Четин опять неумело начинает свертывать самокрутку, руки у него немного дрожат… Коншин зажигает спичку. Лейтенант затягивается и опять раскашливается. Видит Коншин, – нелегко далось Четину такое решение. И сказал-то о нем лишь потому, что боится: вдруг не сможет этого сделать.
– Я прикажу сейчас устроить вам шалашик, – Коншин встает.
– Не стоит…
– Ну, хоть лапнику нарубят… Простудитесь так.
– Ерунда… – чуть улыбается лейтенант.
Идя к взводу, Коншин наталкивается на Илью – взволнованного, даже вроде ошарашенного.
– Т-ы зна-ешь, ка-кое д-д-де-ло? Меня взяли в р-р-р-азведку… Понимаешь, в р-разведку!
– В бригадную?
– Нет, в батальонную.
– Ты ж говорил – переводчиком?
– Буду и переводчиком. «Языков» допрашивать. Это з-з-здорово, Алеша. Интересно, чем сейчас немцы дышат? Это же потрясающий материал.

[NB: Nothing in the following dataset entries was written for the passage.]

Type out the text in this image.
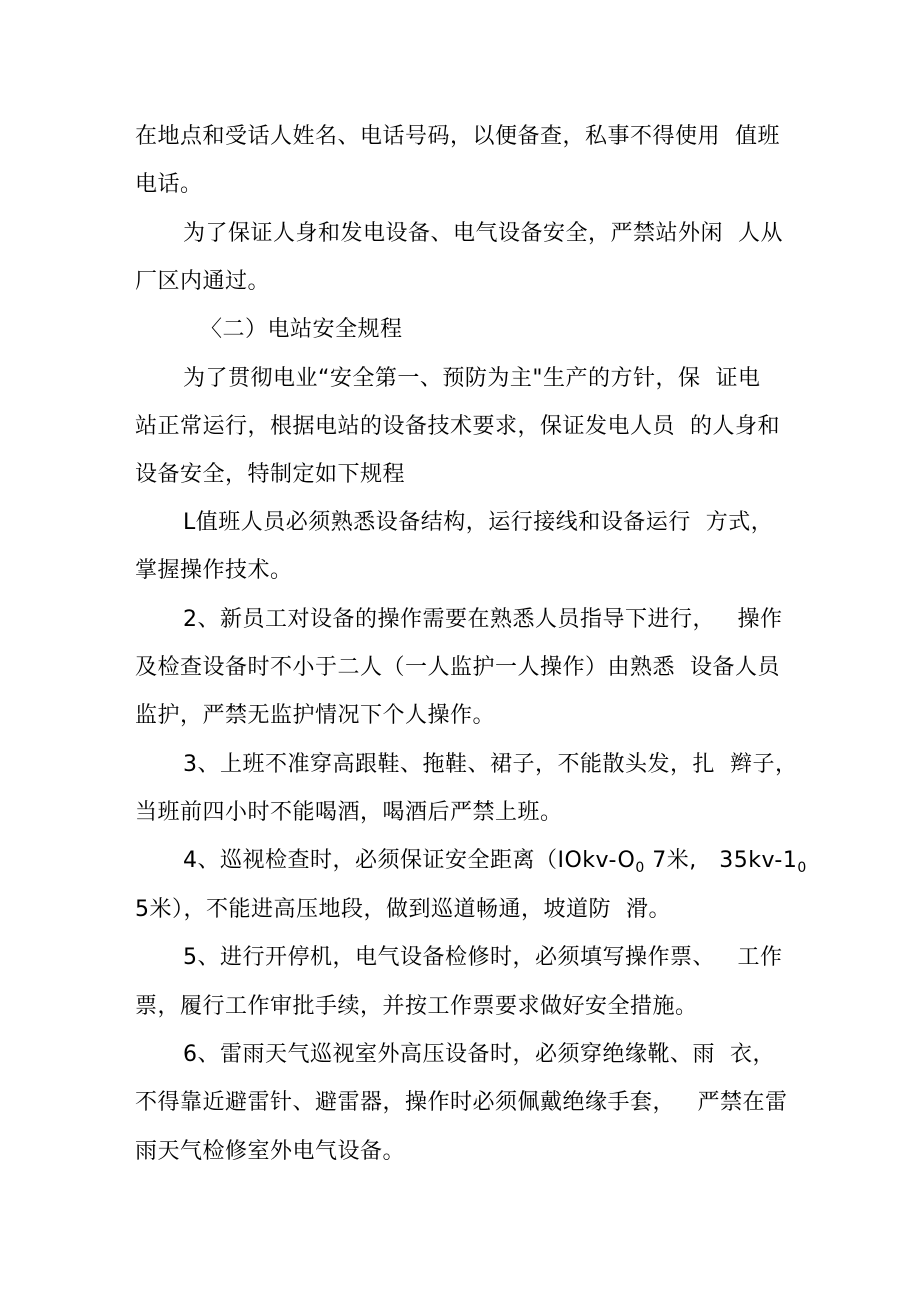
在地点和受话人姓名、电话号码，以便备查，私事不得使用  值班
电话。
为了保证人身和发电设备、电气设备安全，严禁站外闲  人从
厂区内通过。
〈二）电站安全规程
为了贯彻电业“安全第一、预防为主"生产的方针，保  证电
站正常运行，根据电站的设备技术要求，保证发电人员  的人身和
设备安全，特制定如下规程
L值班人员必须熟悉设备结构，运行接线和设备运行  方式，
掌握操作技术。
2、新员工对设备的操作需要在熟悉人员指导下进行，   操作
及检查设备时不小于二人（一人监护一人操作）由熟悉  设备人员
监护，严禁无监护情况下个人操作。
3、上班不准穿高跟鞋、拖鞋、裙子，不能散头发，扎  辫子，
当班前四小时不能喝酒，喝酒后严禁上班。
4、巡视检查时，必须保证安全距离（$IOkv-O_0$ 7米,   $35kv-1_0$
5米），不能进高压地段，做到巡道畅通，坡道防  滑。
5、进行开停机，电气设备检修时，必须填写操作票、   工作
票，履行工作审批手续，并按工作票要求做好安全措施。
6、雷雨天气巡视室外高压设备时，必须穿绝缘靴、雨  衣，
不得靠近避雷针、避雷器，操作时必须佩戴绝缘手套，   严禁在雷
雨天气检修室外电气设备。
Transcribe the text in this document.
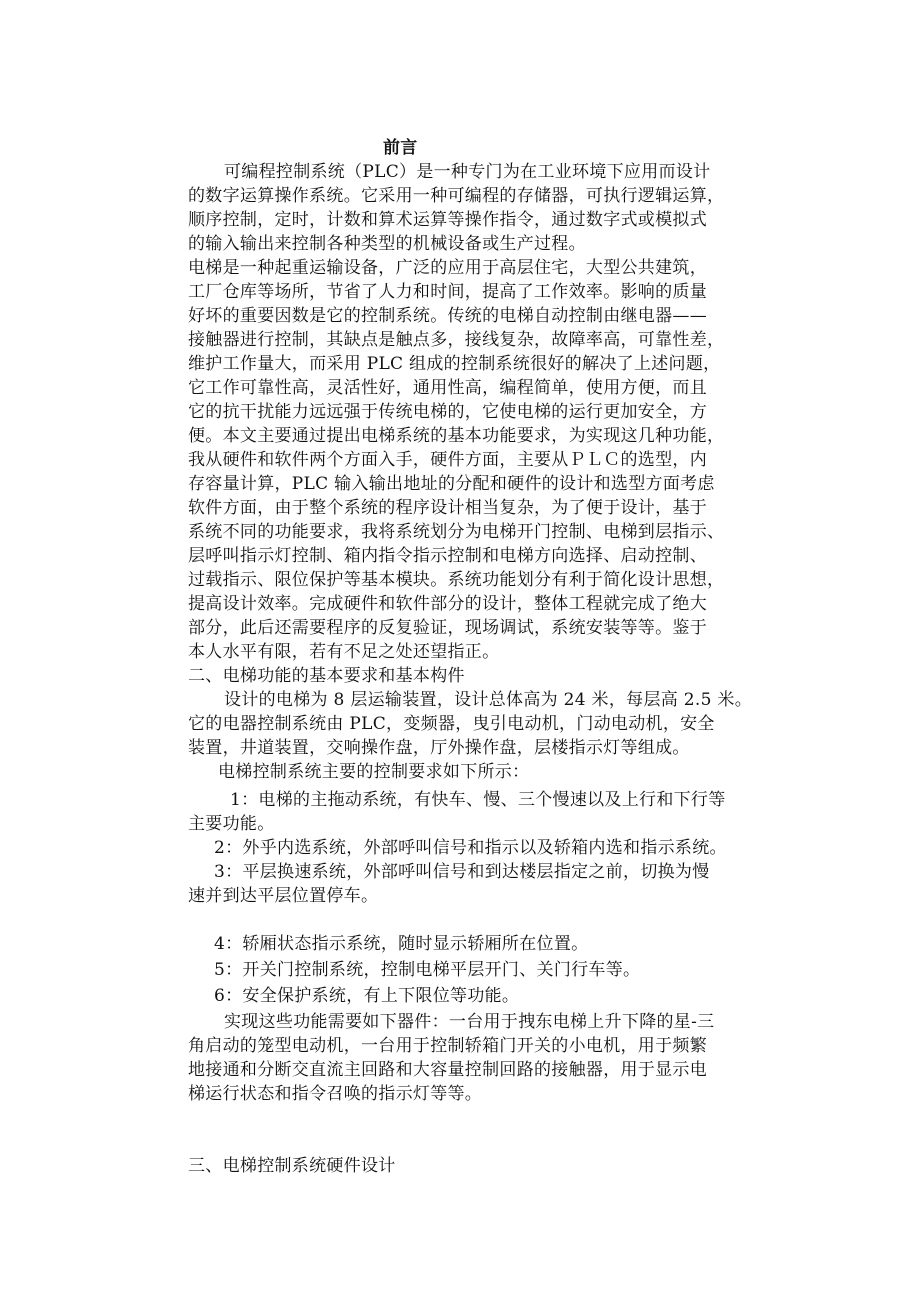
前言
可编程控制系统（PLC）是一种专门为在工业环境下应用而设计
的数字运算操作系统。它采用一种可编程的存储器，可执行逻辑运算，
顺序控制，定时，计数和算术运算等操作指令，通过数字式或模拟式
的输入输出来控制各种类型的机械设备或生产过程。
电梯是一种起重运输设备，广泛的应用于高层住宅，大型公共建筑，
工厂仓库等场所，节省了人力和时间，提高了工作效率。影响的质量
好坏的重要因数是它的控制系统。传统的电梯自动控制由继电器——
接触器进行控制，其缺点是触点多，接线复杂，故障率高，可靠性差，
维护工作量大，而采用 PLC 组成的控制系统很好的解决了上述问题，
它工作可靠性高，灵活性好，通用性高，编程简单，使用方便，而且
它的抗干扰能力远远强于传统电梯的，它使电梯的运行更加安全，方
便。本文主要通过提出电梯系统的基本功能要求，为实现这几种功能，
我从硬件和软件两个方面入手，硬件方面，主要从ＰＬＣ的选型，内
存容量计算，PLC 输入输出地址的分配和硬件的设计和选型方面考虑
软件方面，由于整个系统的程序设计相当复杂，为了便于设计，基于
系统不同的功能要求，我将系统划分为电梯开门控制、电梯到层指示、
层呼叫指示灯控制、箱内指令指示控制和电梯方向选择、启动控制、
过载指示、限位保护等基本模块。系统功能划分有利于简化设计思想，
提高设计效率。完成硬件和软件部分的设计，整体工程就完成了绝大
部分，此后还需要程序的反复验证，现场调试，系统安装等等。鉴于
本人水平有限，若有不足之处还望指正。
二、电梯功能的基本要求和基本构件
设计的电梯为 8 层运输装置，设计总体高为 24 米，每层高 2.5 米。
它的电器控制系统由 PLC，变频器，曳引电动机，门动电动机，安全
装置，井道装置，交响操作盘，厅外操作盘，层楼指示灯等组成。
电梯控制系统主要的控制要求如下所示：
1：电梯的主拖动系统，有快车、慢、三个慢速以及上行和下行等
主要功能。
2：外乎内选系统，外部呼叫信号和指示以及轿箱内选和指示系统。
3：平层换速系统，外部呼叫信号和到达楼层指定之前，切换为慢
速并到达平层位置停车。
4：轿厢状态指示系统，随时显示轿厢所在位置。
5：开关门控制系统，控制电梯平层开门、关门行车等。
6：安全保护系统，有上下限位等功能。
实现这些功能需要如下器件：一台用于拽东电梯上升下降的星-三
角启动的笼型电动机，一台用于控制轿箱门开关的小电机，用于频繁
地接通和分断交直流主回路和大容量控制回路的接触器，用于显示电
梯运行状态和指令召唤的指示灯等等。
三、电梯控制系统硬件设计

– «Языка»-то надо сперва добыть, – отрезвляет Илью Коншин.
– Ко-не-чно…
– Ты доволен, что ли?
– Я ж с вами буду, в одном батальоне. Знаешь, как мне неудобно было, что вы там, а я в штабе.
– Ты ж ни черта не умеешь, Илья. Ни стрелять, ни окапываться, ни ползать даже как следует. Какой ты разведчик?
– Нау-чусь, Леша, нау-чусь, – он набивает трубку.
А Коншин вспоминает, как подбиралась бригадная разведка, и улыбается.
– Ты чего? – спрашивает Илья.
– Помнишь, как бригадную разведку набирали, какие ребята требовались?
– Помню… Я, конечно, в этом смысле, может, и не гожусь, но у меня есть другое… И язык я знаю…
– Что же другое?
– Интеллект.
– Думаешь, пригодится?
– Надеюсь. – После небольшой паузы Лапшин тихо спрашивает: – Леша, что ты чувствуешь?
– Ни черта не чувствую! Хочу жрать, спать, хочу тепла.
– Только-то? Не верю.
– Знаешь, по-моему, все эти описания ночи перед боем, когда герой перебирает свою прошлую жизнь, вспоминает родных, любимую, – мура! Не так это! Ни о чем сейчас не думаю. Выспаться бы… – Коншин широко зевает, может, несколько подчеркнуто.
– Ты-ты-т-ы неискренен, Алексей. Ну, ладно… Желаю…
– Не надо прощаться, – перебивает Коншин. – И вообще… без сантиментов, Илья. Живы будем – не помрем, как говорит Чураков.
Коншин обходит свой взвод… Лежа по двое, по трое, прижавшись друг к другу, небритые, намученные, дремлют… Всего месяц знает их Коншин, но не чужие они ему. Особенно спаял их этот трехсуточный марш на войну, связал воедино тем, что завтра, и тем, что будет послезавтра, всеми теми днями, которые – кому сколько – доведется пробыть на передовой.